Helping Seniors Cope with Recession-Related Financial Loss

During the global economic downturn in 2009, many people were forced to reassess their financial futures. While some weathered the storm better than others, few came out of the recession in better shape than they entered it.

Perhaps no group of people was more hurt than baby boomers or senior citizens. While some senior citizens were savvy enough to see the economic downturn coming and therefore minimize the damage done to their nest eggs, many more witnessed their retirement savings take a big hit.

In many cases, the children of those baby boomers and senior citizens are left wondering what they can do to help. Adults themselves, these children have likely also taken a financial hit as a result of the recession, and might be puzzled as to how they can help their parents or in-laws cope with financial loss. The following tips may help do just that.

* Avoid using credit cards. Credit cards are not the solution to solving any current debt or financial problems. Credit cards are only adding more debt or, for those without any current debt, creating a bigger financial problem than the one that currently exists. While recent legislation in the United States has placed restrictions on creditors and interest rates, that does not mean credits cards are now a viable crutch for those struggling financially.

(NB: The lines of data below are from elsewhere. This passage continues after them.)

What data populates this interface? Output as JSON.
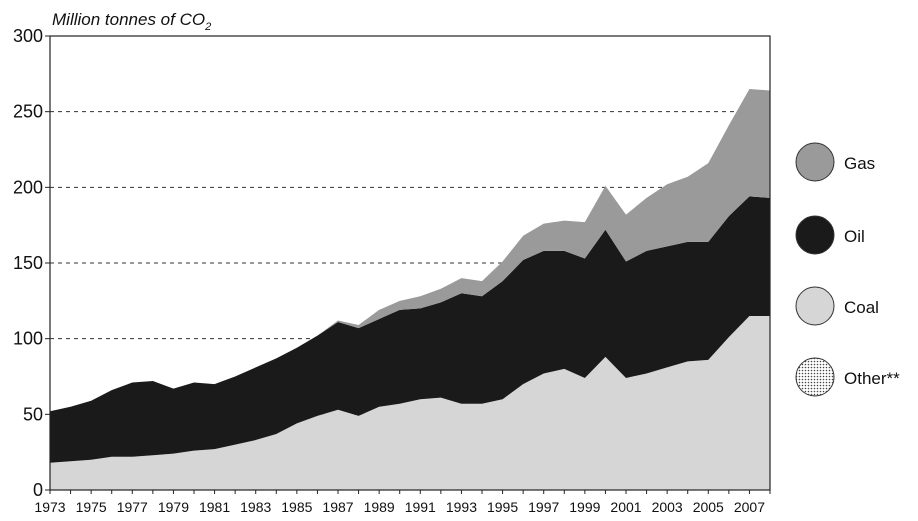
{
  "chart_data": {
    "type": "area",
    "stacked": true,
    "title": "",
    "unit_label_main": "Million tonnes of CO",
    "unit_label_sub": "2",
    "xlabel": "",
    "ylabel": "",
    "ylim": [
      0,
      300
    ],
    "yticks": [
      0,
      50,
      100,
      150,
      200,
      250,
      300
    ],
    "xlim": [
      1973,
      2008
    ],
    "xtick_labels": [
      "1973",
      "1975",
      "1977",
      "1979",
      "1981",
      "1983",
      "1985",
      "1987",
      "1989",
      "1991",
      "1993",
      "1995",
      "1997",
      "1999",
      "2001",
      "2003",
      "2005",
      "2007"
    ],
    "grid": "horizontal dashed",
    "legend_position": "right",
    "x": [
      1973,
      1974,
      1975,
      1976,
      1977,
      1978,
      1979,
      1980,
      1981,
      1982,
      1983,
      1984,
      1985,
      1986,
      1987,
      1988,
      1989,
      1990,
      1991,
      1992,
      1993,
      1994,
      1995,
      1996,
      1997,
      1998,
      1999,
      2000,
      2001,
      2002,
      2003,
      2004,
      2005,
      2006,
      2007,
      2008
    ],
    "series": [
      {
        "name": "Coal",
        "color": "#d6d6d6",
        "values": [
          18,
          19,
          20,
          22,
          22,
          23,
          24,
          26,
          27,
          30,
          33,
          37,
          44,
          49,
          53,
          49,
          55,
          57,
          60,
          61,
          57,
          57,
          60,
          70,
          77,
          80,
          74,
          88,
          74,
          77,
          81,
          85,
          86,
          101,
          115,
          115
        ]
      },
      {
        "name": "Oil",
        "color": "#1a1a1a",
        "values": [
          34,
          36,
          39,
          44,
          49,
          49,
          43,
          45,
          43,
          45,
          48,
          50,
          50,
          53,
          58,
          58,
          58,
          62,
          60,
          63,
          73,
          71,
          78,
          82,
          81,
          78,
          79,
          84,
          77,
          81,
          80,
          79,
          78,
          80,
          79,
          78
        ]
      },
      {
        "name": "Gas",
        "color": "#9a9a9a",
        "values": [
          0,
          0,
          0,
          0,
          0,
          0,
          0,
          0,
          0,
          0,
          0,
          0,
          0,
          0,
          1,
          2,
          6,
          6,
          8,
          9,
          10,
          10,
          13,
          16,
          18,
          20,
          24,
          29,
          31,
          35,
          41,
          43,
          52,
          60,
          71,
          71
        ]
      },
      {
        "name": "Other**",
        "color": "#ffffff",
        "pattern": "dots",
        "values": [
          0,
          0,
          0,
          0,
          0,
          0,
          0,
          0,
          0,
          0,
          0,
          0,
          0,
          0,
          0,
          0,
          0,
          0,
          0,
          0,
          0,
          0,
          0,
          0,
          0,
          0,
          0,
          0,
          0,
          0,
          0,
          0,
          0,
          0,
          0,
          0
        ]
      }
    ],
    "legend": [
      "Gas",
      "Oil",
      "Coal",
      "Other**"
    ]
  }
}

* Discourage risk. The knee jerk reaction when one loses money in the market is generally one of two things. Some investors immediately want to pull all of their money out of the market, while others want to take on more risk. The latter is similar to someone losing money at a casino and continually doubling their bets in an effort to recoup their losses with one lucky hand. Unfortunately, there is no lucky hand when it comes to the market, and adults should discourage their parents of taking on riskier investments to recoup their lost nest eggs. Regardless of how much a person may or may not have lost during the recession, the rule of thumb that investments should grow less risky as we grow older still applies.

* Recommend a relocation. While the housing market also took a hit during the recession, chances are your parents' property is still quite valuable. What's more, if your parents are still in the home where they raised their family, that's an asset they probably no longer need. Whether downsizing involves selling the home and moving to a smaller home or condo or selling the home and relocating to a more affordable state or city, it's an option that can free up assets and help relieve some of the stress associated with losses from the recession.

* Discusss a fixed annuity. Fixed annuities might not be for everyone, but seniors worried about outliving their retirement savings and having no income might want to consider a fixed annuity. These can be immediate or deferred, allowing seniors the chance to plan for living on a fixed income without having to jump right into it. Consult a financial advisor with your parents to discuss the advantages and disadvantages to fixed annuities.

* Suggest retirees adjust their withdrawal rate. Current retirees can adjust their retirement account withdrawal rate and save money in doing so. While it might not be ideal to cut back spending during a time that's supposed to be carefree, the recession certainly changed reality in ways many did not foresee. As a result, cutting spending by reducing their rate of withdrawal might be the best way seniors can still enjoy their golden years and hang on to their money as well.